Al cabo de unos momentos de recapacitar sobre aquellas palabras, insistió Raquel:
—Pero hay muchas celdas cómodas en el convento, sus arcas están llenas de oro y de todo género de provisiones. Los establos del convento están llenos también de vacas gordas y ovejas, ¿qué le impulsó a salir en esta noche infernal?
Exhaló el joven un profundo suspiro y replicó:
—Dejé aquello porque lo detestaba.
Raquel observó:
—El fraile es en el monasterio como un soldado que tiene que obedecer las órdenes del jefe en el campo de batalla, cualesquiera que sean. He oído decir que no puede un hombre hacerse monje si no dice adiós a su libre albedrío, a sus pensamientos, a sus deseos y a cuanto pertenece a la mente. Porque un buen prior o un buen abad no manda a sus hermanos cosas que no sean razonables. ¿Cómo pudo el prior de Deir Kizhaya mandarle arriesgar la vida bajo las tormentas y la nieve?
—Lo que piensa el prior —contestó— es que no puede uno hacerse fraile si no es ciego, ignorante, insensible e idiota. Abandoné el monasterio porque yo soy un hombre sensible, que ve, siente y oye.

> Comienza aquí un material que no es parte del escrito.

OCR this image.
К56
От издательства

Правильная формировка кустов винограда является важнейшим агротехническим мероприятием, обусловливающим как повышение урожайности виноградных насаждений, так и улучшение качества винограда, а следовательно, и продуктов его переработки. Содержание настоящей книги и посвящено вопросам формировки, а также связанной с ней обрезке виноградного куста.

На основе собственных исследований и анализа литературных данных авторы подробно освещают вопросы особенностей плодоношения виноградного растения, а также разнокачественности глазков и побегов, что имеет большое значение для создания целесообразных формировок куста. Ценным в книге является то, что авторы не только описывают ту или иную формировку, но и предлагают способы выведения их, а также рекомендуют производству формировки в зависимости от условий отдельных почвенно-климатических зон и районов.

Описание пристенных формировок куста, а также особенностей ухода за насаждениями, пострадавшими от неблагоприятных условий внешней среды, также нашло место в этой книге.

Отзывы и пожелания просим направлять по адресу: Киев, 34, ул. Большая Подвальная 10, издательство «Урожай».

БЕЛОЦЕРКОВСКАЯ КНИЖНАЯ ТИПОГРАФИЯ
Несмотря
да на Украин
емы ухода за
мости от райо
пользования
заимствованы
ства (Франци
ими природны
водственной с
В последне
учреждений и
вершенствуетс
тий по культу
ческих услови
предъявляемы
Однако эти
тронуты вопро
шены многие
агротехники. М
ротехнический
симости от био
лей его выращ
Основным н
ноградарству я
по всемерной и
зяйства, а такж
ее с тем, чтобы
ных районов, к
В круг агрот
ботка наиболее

Miráronse Raquel y Miriam como si hubiesen descubierto en el rostro del joven un secreto escondido. Tras un momento de cavilación, dijo la madre:
—¿Y cómo es posible que un hombre que ve y oye se aventure a salir en una noche que ciega los ojos y ensordece los oídos?
El joven replicó serenamente:
Me expulsaron del monasterio.
—¡Lo expulsaron! —exclamó Raquel, sin poderse contener, y Miriam profirió las mismas palabras al unísono con su madre.
Él levantó la cabeza y se arrepintió de lo que había dicho, por temor de que el amor y compasión de aquellas buenas mujeres se convirtiese en odio y aspereza; pero cuando les clavó la mirada y vio que todavía irradiaban piedad y simpatía, y que sus cuerpos vibraban de ansiedad por enterarse de lo que había ocurrido, continuó explicando:
—Sí, fui expulsado del convento porque no fui capaz de cavar mi sepultura con mis propias manos, y el corazón se me cansó de haraganear y ratear. Me echaron del convento porque mi alma se negó a vivir de los bienes de la gente víctima de la superstición y la ignorancia. Me expulsaron porque no podía descansar en habitaciones confortables construidas con el dinero de los pobres fellahín. Mi estómago no aguantaba el pan cocido con las lágrimas de los huérfanos. Mis labios eran incapaces de recitar plegarias vendidas por dinero a la gente sencilla y creyente. Me echaron como si fuese un inmundo leproso porque repetía y echaba en cara una y otra vez a los frailes las reglas en las cuales se apoyaban para justificar su posición y abundancia.
Raquel y Miriam se quedaron reflexionando en silencio sobre las palabras del joven y le preguntaron:
—¿Viven sus padres?
—No tengo padres ni hogar —contestó.
Raquel suspiró profundamente y Miriam miró hacia la pared para ocultar sus lágrimas de gratitud y amor.
Como una flor marchita que es devuelta a la vida por las gotas de rocío depositadas por la aurora sobre sus pétalos suplicantes, el corazón dolorido del joven recobró nuevo vigor con el afecto y la bondad de sus bienhechoras. Las miró con la expresión del soldado que se siente rescatado del poder del enemigo por manos generosas y continuó:
—Perdí a mis padres antes de cumplir los siete años. El párroco de la aldea me llevó a Deir Kizhaya y me confió a la custodia de los monjes, quienes se sintieron felices de recibirme. Me encargaron de las vacas y de las ovejas, y todos los días las llevaba a pastar. Cuando llegué a los quince años, me pusieron este negro sayal y me condujeron ante el altar, donde el padre prior me dijo solemnemente: «Jura por el nombre de Dios y de todos los santos, y formula el voto de que vas a llevar la vida virtuosa de la pobreza y de la obediencia». Yo repetí sus palabras sin comprender todavía el significado ni el compromiso que encerraban, sin saber qué entendía él por pobreza, virtud y obediencia.